It was an early morning for Forsyth County’s commissioners.
The five elected officials touched on topics from the battle over Lanier Golf Course to an animal shelter and proposed jail expansion during a Republican Women of Forsyth County breakfast.
“I liked what I heard,” said Barbara Nalley, who attended the meeting with friends. “I’ve lived here my whole life and I agree it’s the best board [of commissioners] I’ve seen.”
Those who attended Saturday’s event appeared to agree with talk of a proposed 1-cent sales tax to fund a $100 million jail expansion and new courthouse downtown.
The remainder of the county’s $215 million share of the tax would go toward various transportation improvements, an animal shelter and other projects.
The city of Cumming, with which the county would share tax revenue, has a wish list of projects totaling about $33.6 million.
Commissioner Brian Tam said a referendum on the tax extension likely will be held in November, calling the need for a jail too important to delay.
The existing facility is small, old and crowded. With the county having to pay a premium to house prisoners in other facilities, Tam said something must be done.

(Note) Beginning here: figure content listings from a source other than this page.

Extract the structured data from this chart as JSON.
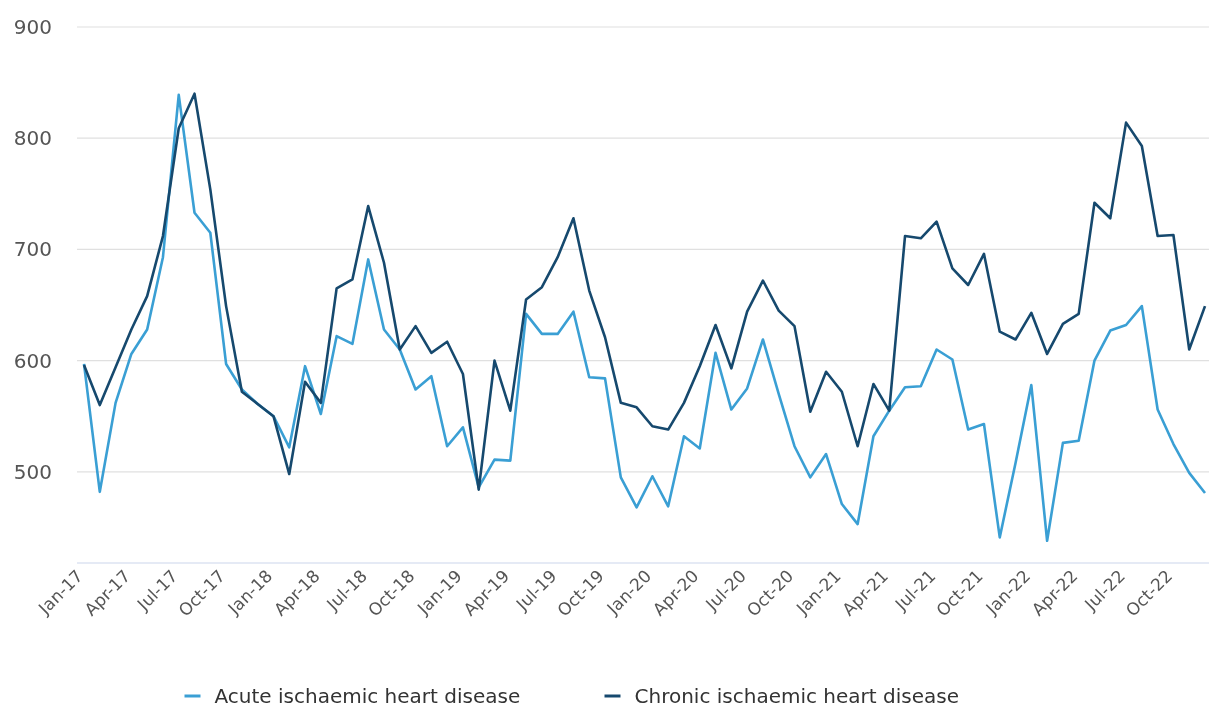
{
  "chart_data": {
    "type": "line",
    "categories": [
      "Jan-17",
      null,
      null,
      "Apr-17",
      null,
      null,
      "Jul-17",
      null,
      null,
      "Oct-17",
      null,
      null,
      "Jan-18",
      null,
      null,
      "Apr-18",
      null,
      null,
      "Jul-18",
      null,
      null,
      "Oct-18",
      null,
      null,
      "Jan-19",
      null,
      null,
      "Apr-19",
      null,
      null,
      "Jul-19",
      null,
      null,
      "Oct-19",
      null,
      null,
      "Jan-20",
      null,
      null,
      "Apr-20",
      null,
      null,
      "Jul-20",
      null,
      null,
      "Oct-20",
      null,
      null,
      "Jan-21",
      null,
      null,
      "Apr-21",
      null,
      null,
      "Jul-21",
      null,
      null,
      "Oct-21",
      null,
      null,
      "Jan-22",
      null,
      null,
      "Apr-22",
      null,
      null,
      "Jul-22",
      null,
      null,
      "Oct-22",
      null,
      null
    ],
    "series": [
      {
        "name": "Acute ischaemic heart disease",
        "color": "#3a9fd4",
        "values": [
          597,
          482,
          562,
          606,
          628,
          693,
          839,
          733,
          715,
          597,
          574,
          561,
          550,
          522,
          595,
          552,
          622,
          615,
          691,
          628,
          610,
          574,
          586,
          523,
          540,
          486,
          511,
          510,
          642,
          624,
          624,
          644,
          585,
          584,
          495,
          468,
          496,
          469,
          532,
          521,
          607,
          556,
          575,
          619,
          570,
          523,
          495,
          516,
          471,
          453,
          532,
          555,
          576,
          577,
          610,
          601,
          538,
          543,
          441,
          508,
          578,
          438,
          526,
          528,
          600,
          627,
          632,
          649,
          556,
          525,
          499,
          481
        ]
      },
      {
        "name": "Chronic ischaemic heart disease",
        "color": "#16496e",
        "values": [
          596,
          560,
          594,
          628,
          658,
          712,
          809,
          840,
          754,
          649,
          572,
          561,
          550,
          498,
          581,
          562,
          665,
          673,
          739,
          688,
          610,
          631,
          607,
          617,
          588,
          484,
          600,
          555,
          655,
          666,
          693,
          728,
          663,
          621,
          562,
          558,
          541,
          538,
          562,
          595,
          632,
          593,
          644,
          672,
          645,
          631,
          554,
          590,
          572,
          523,
          579,
          555,
          712,
          710,
          725,
          683,
          668,
          696,
          626,
          619,
          643,
          606,
          633,
          642,
          742,
          728,
          814,
          793,
          712,
          713,
          610,
          649
        ]
      }
    ],
    "ylim": [
      418,
      900
    ],
    "yticks": [
      500,
      600,
      700,
      800,
      900
    ],
    "grid": "y",
    "legend": "bottom",
    "marker": "none",
    "line_style": "solid"
  }
}
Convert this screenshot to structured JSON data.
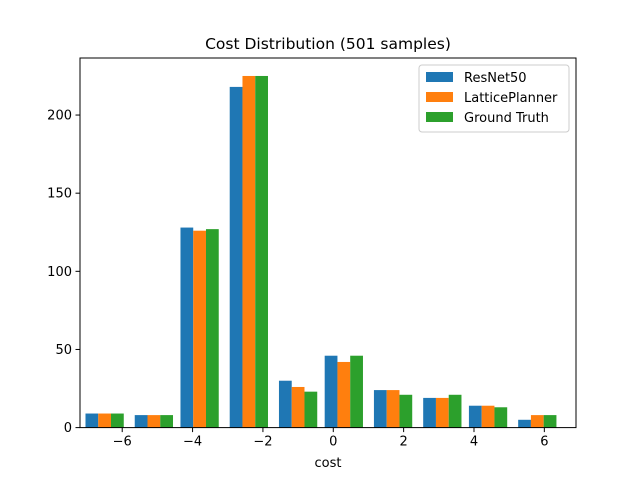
{
  "chart_data": {
    "type": "bar",
    "title": "Cost Distribution (501 samples)",
    "xlabel": "cost",
    "ylabel": "",
    "categories": [
      -6.5,
      -5.1,
      -3.8,
      -2.4,
      -1.0,
      0.3,
      1.7,
      3.1,
      4.4,
      5.8
    ],
    "series": [
      {
        "name": "ResNet50",
        "color": "#1f77b4",
        "values": [
          9,
          8,
          128,
          218,
          30,
          46,
          24,
          19,
          14,
          5
        ]
      },
      {
        "name": "LatticePlanner",
        "color": "#ff7f0e",
        "values": [
          9,
          8,
          126,
          225,
          26,
          42,
          24,
          19,
          14,
          8
        ]
      },
      {
        "name": "Ground Truth",
        "color": "#2ca02c",
        "values": [
          9,
          8,
          127,
          225,
          23,
          46,
          21,
          21,
          13,
          8
        ]
      }
    ],
    "xticks": [
      -6,
      -4,
      -2,
      0,
      2,
      4,
      6
    ],
    "xtick_labels": [
      "−6",
      "−4",
      "−2",
      "0",
      "2",
      "4",
      "6"
    ],
    "yticks": [
      0,
      50,
      100,
      150,
      200
    ],
    "ytick_labels": [
      "0",
      "50",
      "100",
      "150",
      "200"
    ],
    "xlim": [
      -7.2,
      6.9
    ],
    "ylim": [
      0,
      236.5
    ],
    "bin_width": 1.36,
    "legend_position": "upper right",
    "grid": false
  }
}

“We spend about $2 million a year just farming them out,” he said. “It’s a very inefficient way and it’s a tremendous waste of taxpayer dollars.”
Tam also reassured those concerned the new jail would house inmates from other counties.
“We’re not getting into the jail-renting business,” he said.
Commissioner Patrick Bell said despite audience and constituent suggestions on location for a new jail, “I think the best location is where it’s at.”
“They’re not going to be industrial or institutional-style buildings,” Bell said. “We’re not building anything fancy, but they’re certainly not going to be anything that detracts from what a lot of people see as a quality downtown.”
One audience member asked if the November ballot would also contain a separate referendum on allowing stores in the county to sell alcohol on Sundays, sparking much conversation.
The commissioners appeared in favor of putting the issue before voters, but reluctant to do so in the fall.
Tam said it’s not off the table, just a matter maybe for the November 2012 election.
“We have more opportunities next year because it’s an election year,” he said.
But Commissioner Todd Levent said he didn’t want to lose out on possible revenue.
“If [people are] going to go outside the county and buy it, I’d rather keep the tax dollars here,” he said.
Levent took the lead on the issue of the county building and operating an animal shelter. It currently contracts for the service.
He fielded questions on why the projected cost had risen from $2 million to $2.9 million, saying the county needed to do things right the first time.
“What I have gathered … is there were multiple bids done at the time, done without any specifications, which is not typically done,” Levent said. “I visited different counties and how they did things and learn their mistakes.
“That money also includes all the cages and everything in there. The desks, everything you need to run the whole operation … it’s not just the shelter. It’s also got money in there for the animal control vehicles.”
Commissioner Jim Boff addressed the future of the Lanier Golf Course, thanking Tam for his help in working to resolve litigation that began in 2007.
The county is in the process of determining a court-ordered rezoning of the 172-acre site off Buford Dam Road. The new deadline, extended last week, is July 7.
The commission likely will vote to zone a 60- to 65-acre portion of the property to allow for a continuing care community.
In exchange, Boff said, the course owners are “willing to give up about 110 or  acres that will be used either as a golf course, if somebody can operate it as such, or it will be green space which the county will maintain.”
The deal is contingent upon the 128 neighboring homeowners signing an agreement to drop or not file suits against the developer, Tam said.
“We’re going to settle this four-year-old lawsuit soon,” said Commissioner Pete Amos.
Before the breakfast ended, Tam, the longest serving commissioner, said he’s pleased with the county’s outlook.
“We have a number of opportunities ahead of us and they take a unified front between [all governments],” Tam said. “I want to continue to strive toward stability in our government.”